O Brasil alcançou a marca de 4,5 milhões de empreendedores com mais de 60 anos em abril de 2026, consolidando a expansão da chamada economia prateada em território nacional. De acordo com informações da Radioagência Nacional, o contingente de profissionais veteranos que optaram por abrir o próprio negócio registrou um avanço de 59% ao longo da última década. Esse movimento é classificado por especialistas como uma tendência irreversível, impulsionada tanto pela necessidade financeira quanto pela busca por um envelhecimento ativo.
O levantamento realizado pelo Serviço Brasileiro de Apoio às Micro e Pequenas Empresas (Sebrae) aponta que esse crescimento é uma resposta direta às transformações demográficas observadas no país. A entidade destaca que o avanço do empreendedorismo na terceira idade funciona como uma “onda forte”, sustentada por indivíduos que desejam manter sua relevância social e produtiva. Atualmente, os setores que mais concentram esses novos negócios são o comércio, a prestação de serviços e o segmento de turismo, onde a experiência acumulada se torna um diferencial competitivo.
Quais fatores impulsionam o crescimento da economia prateada?
Um dos pilares para o fortalecimento deste cenário é o aumento expressivo na expectativa de vida do brasileiro. Para efeito de comparação, na década de 1980, a média de vida da população era de pouco mais de 62 anos. Dados recentes indicam que esse índice subiu para 76 anos em 2023, proporcionando uma janela maior de produtividade. Com mais anos de vida saudável, o perfil do cidadão com mais de 60 anos mudou radicalmente, deixando de ser visto apenas como um aposentado para se tornar um agente econômico dinâmico.
Além da longevidade, a participação dos idosos no mercado é reforçada por dados do Instituto Brasileiro de Economia da Fundação Getúlio Vargas (FGV). Atualmente, uma em cada cinco pessoas em idade laboral no Brasil já pertence ao grupo dos 60+. O estudo da FGV revela que a permanência ou o retorno ao trabalho ocorre por dois motivos principais: a complementação da renda familiar e o desejo de preservação da saúde mental por meio de atividades sociais e profissionais.
Como o envelhecimento populacional afeta a mão de obra nacional?
A presença de profissionais seniores é considerada cada vez mais indispensável para a sustentabilidade econômica do país. Pesquisadores alertam que o Brasil atravessa um processo acelerado de envelhecimento, o que resulta em uma escassez de jovens qualificados para repor as vagas deixadas no mercado tradicional.
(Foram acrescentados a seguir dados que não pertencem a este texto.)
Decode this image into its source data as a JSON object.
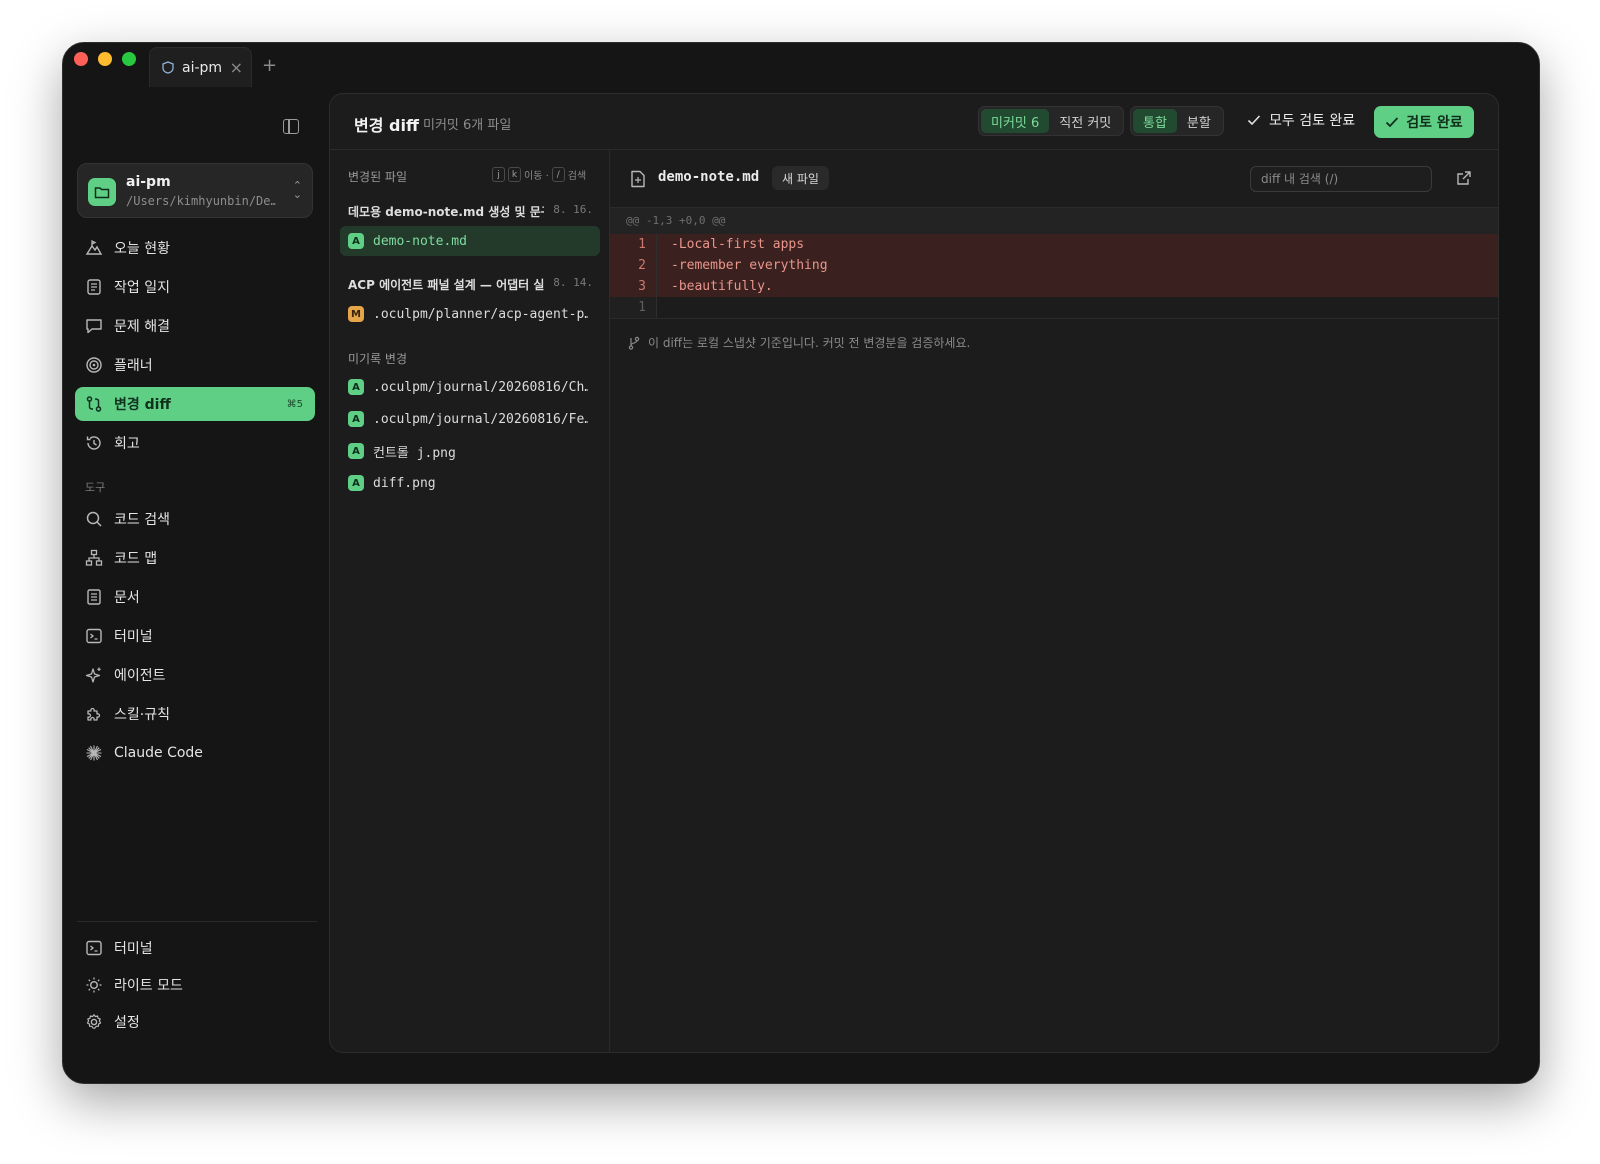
{
  "tab": {
    "title": "ai-pm",
    "close": "×",
    "add": "+"
  },
  "workspace": {
    "name": "ai-pm",
    "path": "/Users/kimhyunbin/De…"
  },
  "nav": [
    {
      "label": "오늘 현황",
      "icon": "summit-icon"
    },
    {
      "label": "작업 일지",
      "icon": "journal-icon"
    },
    {
      "label": "문제 해결",
      "icon": "chat-bubble-icon"
    },
    {
      "label": "플래너",
      "icon": "target-icon"
    },
    {
      "label": "변경 diff",
      "icon": "diff-icon",
      "kbd": "⌘5",
      "active": true
    },
    {
      "label": "회고",
      "icon": "history-icon"
    }
  ],
  "tools_section": "도구",
  "tools": [
    {
      "label": "코드 검색",
      "icon": "search-icon"
    },
    {
      "label": "코드 맵",
      "icon": "sitemap-icon"
    },
    {
      "label": "문서",
      "icon": "document-icon"
    },
    {
      "label": "터미널",
      "icon": "terminal-icon"
    },
    {
      "label": "에이전트",
      "icon": "sparkle-icon"
    },
    {
      "label": "스킬·규칙",
      "icon": "puzzle-icon"
    },
    {
      "label": "Claude Code",
      "icon": "asterisk-icon"
    }
  ],
  "bottom_nav": [
    {
      "label": "터미널",
      "icon": "terminal-icon"
    },
    {
      "label": "라이트 모드",
      "icon": "sun-icon"
    },
    {
      "label": "설정",
      "icon": "gear-icon"
    }
  ],
  "header": {
    "title": "변경 diff",
    "subtitle": "미커밋 6개 파일",
    "scope_tabs": [
      "미커밋 6",
      "직전 커밋"
    ],
    "view_tabs": [
      "통합",
      "분할"
    ],
    "review_all": "모두 검토 완료",
    "review_done": "검토 완료"
  },
  "filelist": {
    "heading": "변경된 파일",
    "hints": {
      "k1": "j",
      "k2": "k",
      "move": "이동 ·",
      "k3": "/",
      "search": "검색"
    },
    "groups": [
      {
        "title": "데모용 demo-note.md 생성 및 문구…",
        "date": "8. 16."
      },
      {
        "title": "ACP 에이전트 패널 설계 — 어댑터 실…",
        "date": "8. 14."
      }
    ],
    "uncommitted_label": "미기록 변경",
    "files": [
      {
        "badge": "A",
        "name": "demo-note.md"
      },
      {
        "badge": "M",
        "name": ".oculpm/planner/acp-agent-p…"
      },
      {
        "badge": "A",
        "name": ".oculpm/journal/20260816/Ch…"
      },
      {
        "badge": "A",
        "name": ".oculpm/journal/20260816/Fe…"
      },
      {
        "badge": "A",
        "name": "컨트롤 j.png"
      },
      {
        "badge": "A",
        "name": "diff.png"
      }
    ]
  },
  "diff": {
    "filename": "demo-note.md",
    "badge": "새 파일",
    "search_placeholder": "diff 내 검색 (/)",
    "hunk": "@@ -1,3 +0,0 @@",
    "lines": [
      {
        "num": "1",
        "code": "-Local-first apps"
      },
      {
        "num": "2",
        "code": "-remember everything"
      },
      {
        "num": "3",
        "code": "-beautifully."
      },
      {
        "num": "1",
        "code": ""
      }
    ],
    "note": "이 diff는 로컬 스냅샷 기준입니다. 커밋 전 변경분을 검증하세요."
  }
}
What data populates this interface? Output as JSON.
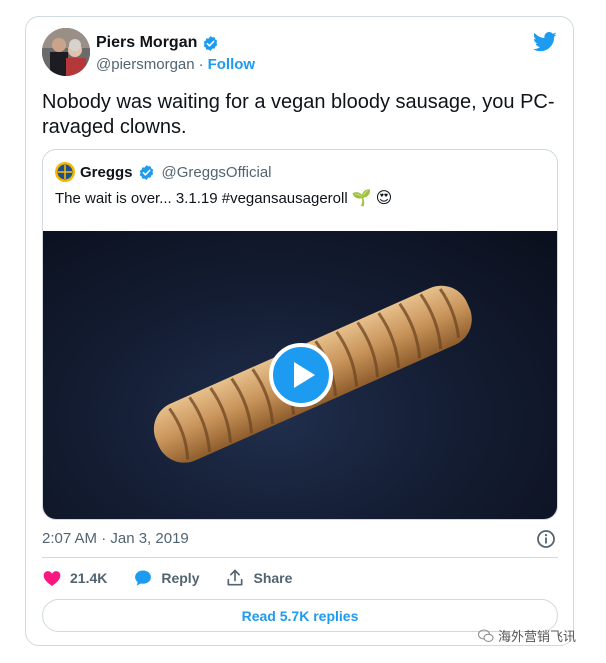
{
  "author": {
    "name": "Piers Morgan",
    "handle": "@piersmorgan",
    "follow_label": "Follow"
  },
  "tweet": {
    "text": "Nobody was waiting for a vegan bloody sausage, you PC-ravaged clowns.",
    "timestamp": "2:07 AM · Jan 3, 2019"
  },
  "quoted_tweet": {
    "name": "Greggs",
    "handle": "@GreggsOfficial",
    "text": "The wait is over... 3.1.19 #vegansausageroll",
    "emoji": [
      "🌱",
      "😍"
    ]
  },
  "actions": {
    "like_count": "21.4K",
    "reply_label": "Reply",
    "share_label": "Share"
  },
  "read_replies_label": "Read 5.7K replies",
  "watermark": "海外营销飞讯",
  "colors": {
    "accent": "#1d9bf0",
    "like": "#f91880",
    "text": "#0f1419",
    "muted": "#536471",
    "border": "#cfd9de"
  },
  "icons": [
    "verified-badge-icon",
    "twitter-bird-icon",
    "play-icon",
    "info-icon",
    "heart-icon",
    "reply-bubble-icon",
    "share-icon",
    "wechat-icon"
  ]
}
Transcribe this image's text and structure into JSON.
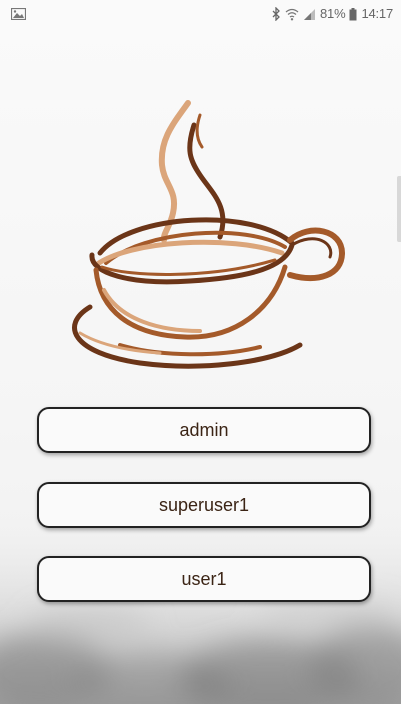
{
  "status_bar": {
    "left_icon": "image-icon",
    "bluetooth_icon": "bluetooth-icon",
    "wifi_icon": "wifi-icon",
    "signal_icon": "signal-icon",
    "battery_percent": "81%",
    "battery_icon": "battery-icon",
    "time": "14:17"
  },
  "logo": {
    "icon": "coffee-cup-icon",
    "colors": {
      "dark": "#6b3518",
      "medium": "#a45a2a",
      "light": "#dba57a"
    }
  },
  "users": [
    {
      "label": "admin"
    },
    {
      "label": "superuser1"
    },
    {
      "label": "user1"
    }
  ]
}
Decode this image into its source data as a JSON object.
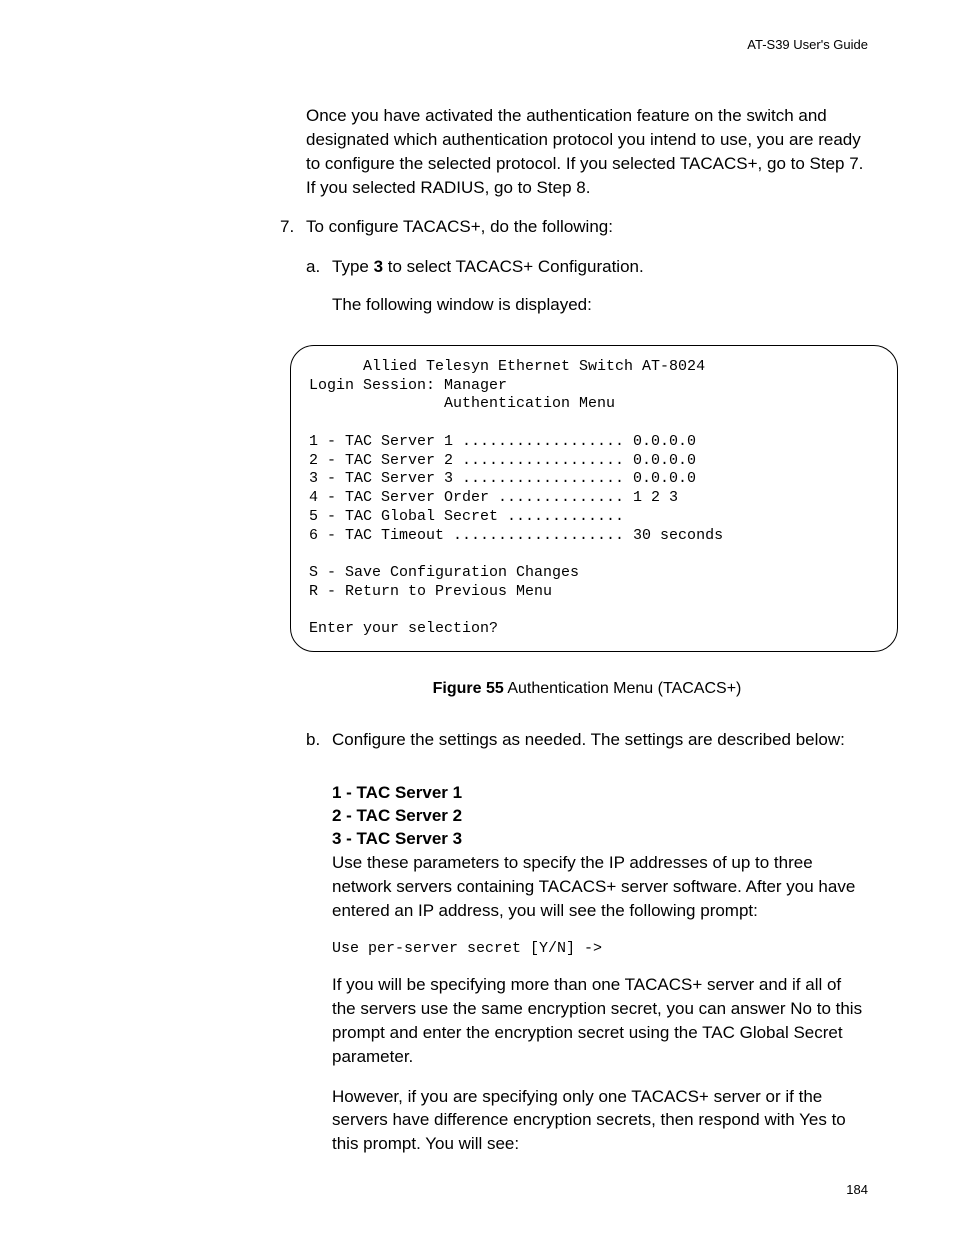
{
  "header": "AT-S39 User's Guide",
  "intro_para": "Once you have activated the authentication feature on the switch and designated which authentication protocol you intend to use, you are ready to configure the selected protocol. If you selected TACACS+, go to Step 7. If you selected RADIUS, go to Step 8.",
  "step7": {
    "number": "7.",
    "text": "To configure TACACS+, do the following:",
    "sub_a": {
      "letter": "a.",
      "line1_pre": "Type ",
      "line1_bold": "3",
      "line1_post": " to select TACACS+ Configuration.",
      "line2": "The following window is displayed:"
    },
    "terminal": "      Allied Telesyn Ethernet Switch AT-8024\nLogin Session: Manager\n               Authentication Menu\n\n1 - TAC Server 1 .................. 0.0.0.0\n2 - TAC Server 2 .................. 0.0.0.0\n3 - TAC Server 3 .................. 0.0.0.0\n4 - TAC Server Order .............. 1 2 3\n5 - TAC Global Secret .............\n6 - TAC Timeout ................... 30 seconds\n\nS - Save Configuration Changes\nR - Return to Previous Menu\n\nEnter your selection?",
    "figure": {
      "label": "Figure 55",
      "caption": "  Authentication Menu (TACACS+)"
    },
    "sub_b": {
      "letter": "b.",
      "text": "Configure the settings as needed. The settings are described below:",
      "param1": "1 - TAC Server 1",
      "param2": "2 - TAC Server 2",
      "param3": "3 - TAC Server 3",
      "desc1": "Use these parameters to specify the IP addresses of up to three network servers containing TACACS+ server software. After you have entered an IP address, you will see the following prompt:",
      "prompt": "Use per-server secret [Y/N] ->",
      "desc2": "If you will be specifying more than one TACACS+ server and if all of the servers use the same encryption secret, you can answer No to this prompt and enter the encryption secret using the TAC Global Secret parameter.",
      "desc3": "However, if you are specifying only one TACACS+ server or if the servers have difference encryption secrets, then respond with Yes to this prompt. You will see:"
    }
  },
  "page_number": "184"
}
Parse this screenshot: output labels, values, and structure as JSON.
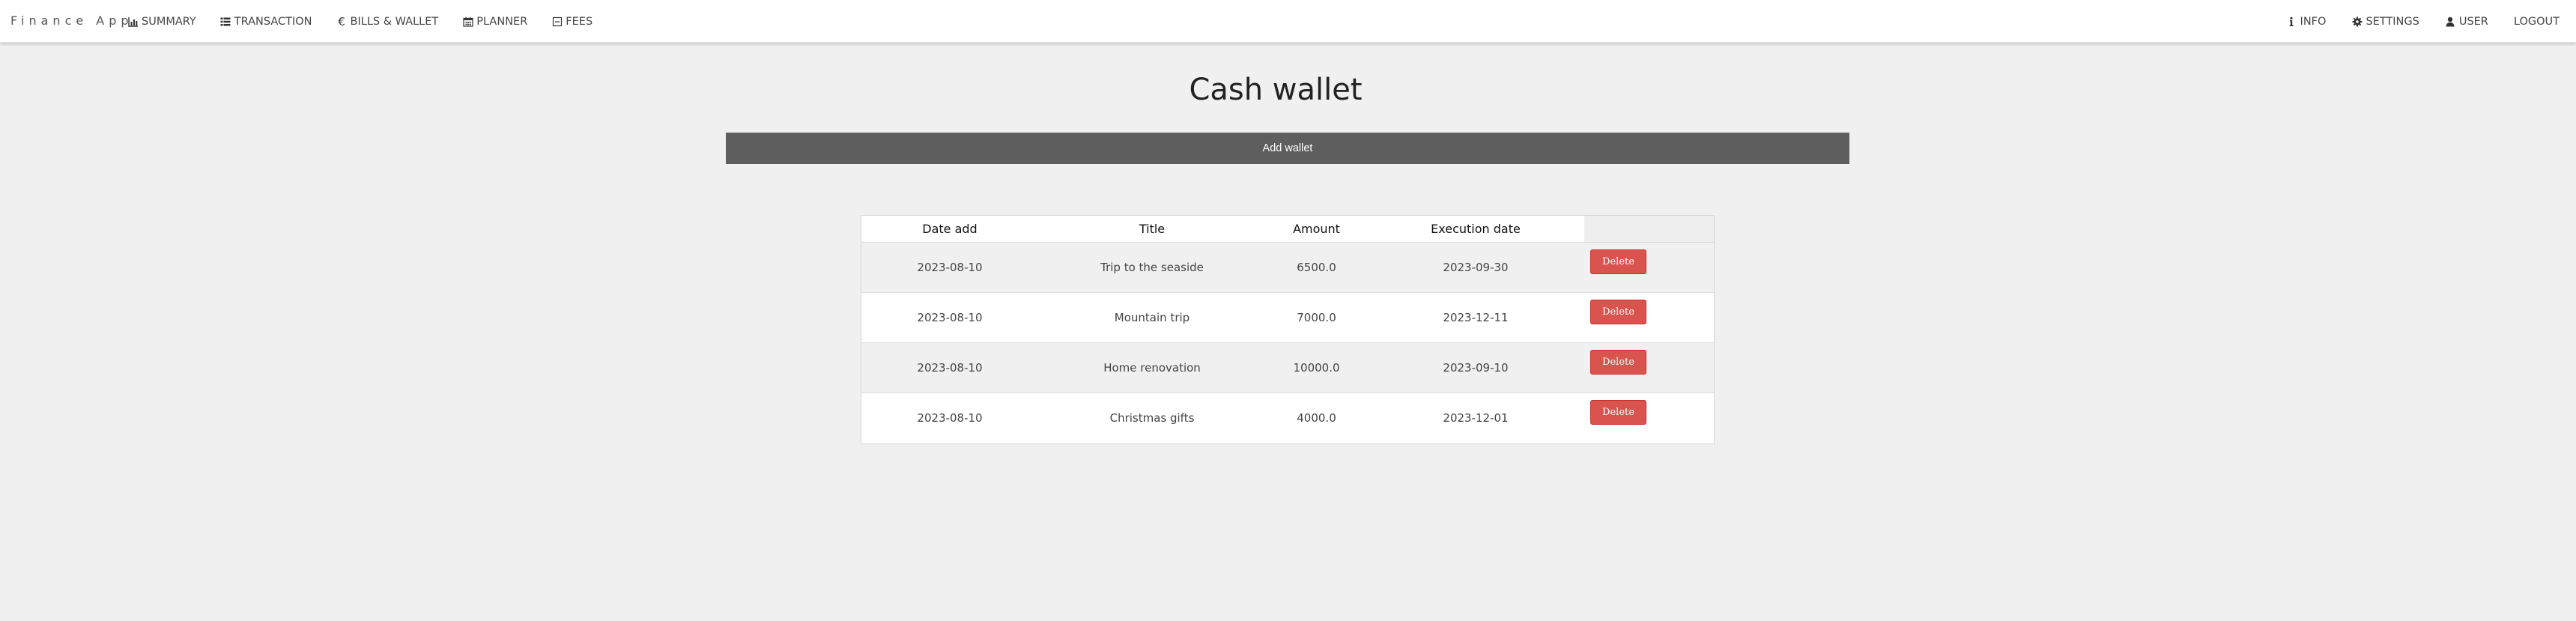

Sem a contribuição ativa da economia prateada, o ritmo de crescimento do Produto Interno Bruto (PIB) poderia ser severamente comprometido nos próximos ciclos.
A transição demográfica impõe desafios, mas também oportunidades para o ecossistema de negócios. Os principais pontos que definem esse novo mercado incluem:
- Necessidade de adaptação de produtos e serviços para o público sênior;
- Valorização da experiência prévia em cargos de gestão e consultoria;
- Busca por flexibilidade de horário e autonomia financeira;
- Demanda por letramento digital para integração às novas tecnologias de venda.
A FGV reforça que a economia brasileira depende agora, mais do que nunca, da capacidade de integração desses mais de quatro milhões de empreendedores. O fenômeno não é apenas uma característica social, mas uma exigência estrutural para evitar a estagnação econômica diante de uma base de trabalhadores jovens que encolhe a cada ano. Assim, o empreendedorismo sênior deixa de ser uma exceção para se tornar um pilar de sustentação do setor produtivo nacional.